The federal welfare agency recently made public its plans to integrate at least 31,000 fingerprint scanners into its national support office, area support offices, call centres and customer service centres.
"Keyboard scanners are not suitable," Centrelink said in an addendum to its original tender documents, "as they do not meet requirements for our mobile users, neither are they flexible enough in the positioning of the scanner component. Stand-alone scanners are more flexible than mouse scanners for people who may alternate which hand they use their mouse with, for occupational health and safety reasons."
Centrelink said scanners integrated into mice or keyboards were not nearly as robust or reliable as stand-alone models. "Our research indicates that stand-alone scanners are highly reliable devices with no moving parts," the organisation continued and "hence [are] cheaper to maintain."

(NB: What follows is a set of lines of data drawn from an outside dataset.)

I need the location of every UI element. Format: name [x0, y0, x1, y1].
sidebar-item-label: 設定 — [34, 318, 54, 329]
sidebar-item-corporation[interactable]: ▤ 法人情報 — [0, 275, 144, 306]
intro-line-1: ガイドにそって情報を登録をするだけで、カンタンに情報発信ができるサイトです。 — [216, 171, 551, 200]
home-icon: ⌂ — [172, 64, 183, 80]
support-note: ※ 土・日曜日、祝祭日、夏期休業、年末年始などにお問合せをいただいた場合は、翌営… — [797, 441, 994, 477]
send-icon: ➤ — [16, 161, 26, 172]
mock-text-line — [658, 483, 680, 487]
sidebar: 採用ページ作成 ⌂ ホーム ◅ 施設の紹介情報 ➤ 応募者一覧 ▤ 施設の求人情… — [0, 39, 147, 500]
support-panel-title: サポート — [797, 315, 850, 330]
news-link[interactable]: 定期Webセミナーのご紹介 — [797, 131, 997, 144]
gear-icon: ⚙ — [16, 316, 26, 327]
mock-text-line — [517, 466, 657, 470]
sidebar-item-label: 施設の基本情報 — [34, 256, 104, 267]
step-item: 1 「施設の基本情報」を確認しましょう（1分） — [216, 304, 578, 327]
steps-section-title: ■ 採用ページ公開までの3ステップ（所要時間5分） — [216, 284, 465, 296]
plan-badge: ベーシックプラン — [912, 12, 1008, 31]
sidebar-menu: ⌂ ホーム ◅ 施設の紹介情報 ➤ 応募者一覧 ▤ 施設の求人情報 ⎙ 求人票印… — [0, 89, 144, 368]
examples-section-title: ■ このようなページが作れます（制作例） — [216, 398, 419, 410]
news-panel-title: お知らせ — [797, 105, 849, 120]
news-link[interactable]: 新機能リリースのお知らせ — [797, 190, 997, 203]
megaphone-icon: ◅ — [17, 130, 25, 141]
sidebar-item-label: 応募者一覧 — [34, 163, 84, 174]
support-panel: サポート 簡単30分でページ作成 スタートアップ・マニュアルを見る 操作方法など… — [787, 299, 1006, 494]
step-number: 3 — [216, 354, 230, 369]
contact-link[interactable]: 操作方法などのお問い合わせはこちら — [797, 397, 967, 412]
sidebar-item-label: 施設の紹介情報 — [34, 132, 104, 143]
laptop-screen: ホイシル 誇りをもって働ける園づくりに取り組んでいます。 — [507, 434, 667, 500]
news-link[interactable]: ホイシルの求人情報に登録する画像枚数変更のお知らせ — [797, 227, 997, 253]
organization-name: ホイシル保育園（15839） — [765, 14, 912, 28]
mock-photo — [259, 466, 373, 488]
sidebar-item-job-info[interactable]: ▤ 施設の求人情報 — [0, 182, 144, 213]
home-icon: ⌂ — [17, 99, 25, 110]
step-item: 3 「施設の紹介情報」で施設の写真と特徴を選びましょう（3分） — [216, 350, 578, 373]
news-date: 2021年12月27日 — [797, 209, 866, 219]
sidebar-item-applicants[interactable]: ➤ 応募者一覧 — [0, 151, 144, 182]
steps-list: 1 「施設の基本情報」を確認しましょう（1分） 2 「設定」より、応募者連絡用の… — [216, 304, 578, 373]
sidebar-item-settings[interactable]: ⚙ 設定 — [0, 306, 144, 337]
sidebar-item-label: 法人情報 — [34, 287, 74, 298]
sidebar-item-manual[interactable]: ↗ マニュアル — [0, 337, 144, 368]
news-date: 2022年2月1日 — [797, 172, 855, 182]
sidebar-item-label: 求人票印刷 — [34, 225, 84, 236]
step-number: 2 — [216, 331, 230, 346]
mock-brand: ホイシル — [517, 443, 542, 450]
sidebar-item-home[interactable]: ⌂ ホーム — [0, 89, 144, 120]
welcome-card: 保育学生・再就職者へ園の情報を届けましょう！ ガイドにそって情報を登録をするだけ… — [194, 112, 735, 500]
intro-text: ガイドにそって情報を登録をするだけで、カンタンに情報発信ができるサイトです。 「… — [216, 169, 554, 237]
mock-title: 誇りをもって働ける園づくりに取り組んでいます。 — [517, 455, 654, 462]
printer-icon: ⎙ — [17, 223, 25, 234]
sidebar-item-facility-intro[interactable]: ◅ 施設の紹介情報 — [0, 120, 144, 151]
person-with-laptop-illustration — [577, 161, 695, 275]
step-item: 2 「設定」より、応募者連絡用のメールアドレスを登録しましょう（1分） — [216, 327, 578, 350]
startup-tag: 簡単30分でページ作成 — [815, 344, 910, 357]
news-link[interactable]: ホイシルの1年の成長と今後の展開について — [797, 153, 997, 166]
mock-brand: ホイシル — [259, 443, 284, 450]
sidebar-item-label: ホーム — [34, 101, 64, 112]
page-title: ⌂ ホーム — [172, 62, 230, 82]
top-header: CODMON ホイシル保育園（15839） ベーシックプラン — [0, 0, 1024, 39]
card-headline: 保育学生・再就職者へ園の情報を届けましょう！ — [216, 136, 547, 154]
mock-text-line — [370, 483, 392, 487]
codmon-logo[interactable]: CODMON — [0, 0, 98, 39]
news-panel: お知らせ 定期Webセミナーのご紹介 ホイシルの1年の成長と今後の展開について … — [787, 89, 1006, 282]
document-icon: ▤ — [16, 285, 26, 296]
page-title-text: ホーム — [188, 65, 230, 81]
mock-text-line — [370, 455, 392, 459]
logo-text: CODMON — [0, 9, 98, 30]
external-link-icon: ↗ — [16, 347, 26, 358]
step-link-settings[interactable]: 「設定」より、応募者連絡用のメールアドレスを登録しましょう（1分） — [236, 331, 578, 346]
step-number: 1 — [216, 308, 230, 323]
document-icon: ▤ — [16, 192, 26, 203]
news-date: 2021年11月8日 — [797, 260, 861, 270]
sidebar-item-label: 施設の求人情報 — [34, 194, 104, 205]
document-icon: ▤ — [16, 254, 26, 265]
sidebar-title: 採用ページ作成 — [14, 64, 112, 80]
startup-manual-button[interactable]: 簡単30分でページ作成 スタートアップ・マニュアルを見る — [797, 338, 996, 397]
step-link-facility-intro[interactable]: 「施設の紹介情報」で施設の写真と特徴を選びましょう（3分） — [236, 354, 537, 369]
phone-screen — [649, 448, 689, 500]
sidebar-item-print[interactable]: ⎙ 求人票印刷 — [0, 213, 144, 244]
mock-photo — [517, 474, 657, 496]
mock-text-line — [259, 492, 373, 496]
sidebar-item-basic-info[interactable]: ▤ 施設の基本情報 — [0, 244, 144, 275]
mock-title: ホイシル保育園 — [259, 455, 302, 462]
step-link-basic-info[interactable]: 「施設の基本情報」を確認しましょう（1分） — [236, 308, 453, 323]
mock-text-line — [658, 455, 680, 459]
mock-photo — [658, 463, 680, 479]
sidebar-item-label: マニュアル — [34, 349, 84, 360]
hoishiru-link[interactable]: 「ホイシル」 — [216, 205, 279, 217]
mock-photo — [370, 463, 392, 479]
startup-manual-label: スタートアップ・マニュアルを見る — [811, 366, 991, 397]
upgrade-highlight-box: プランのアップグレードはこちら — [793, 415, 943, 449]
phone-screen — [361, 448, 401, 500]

"Equipment with built-in scanners [has] multiple points of failure," it added. And if a mechanical failure occurs, the scanner will be affected since it is not independent of the keyboard.
Centrelink also indicated its existing hardware refresh arrangements were another nail in the coffin of integrated scanners. "Centrelink does not wish to replace any of our existing desktop hardware, for example keyboards," the organisation said. "This is done periodically as part of our desktop replacement program."
The fingerprint scanners are designed to replace Centrelink's existing single user password verification system.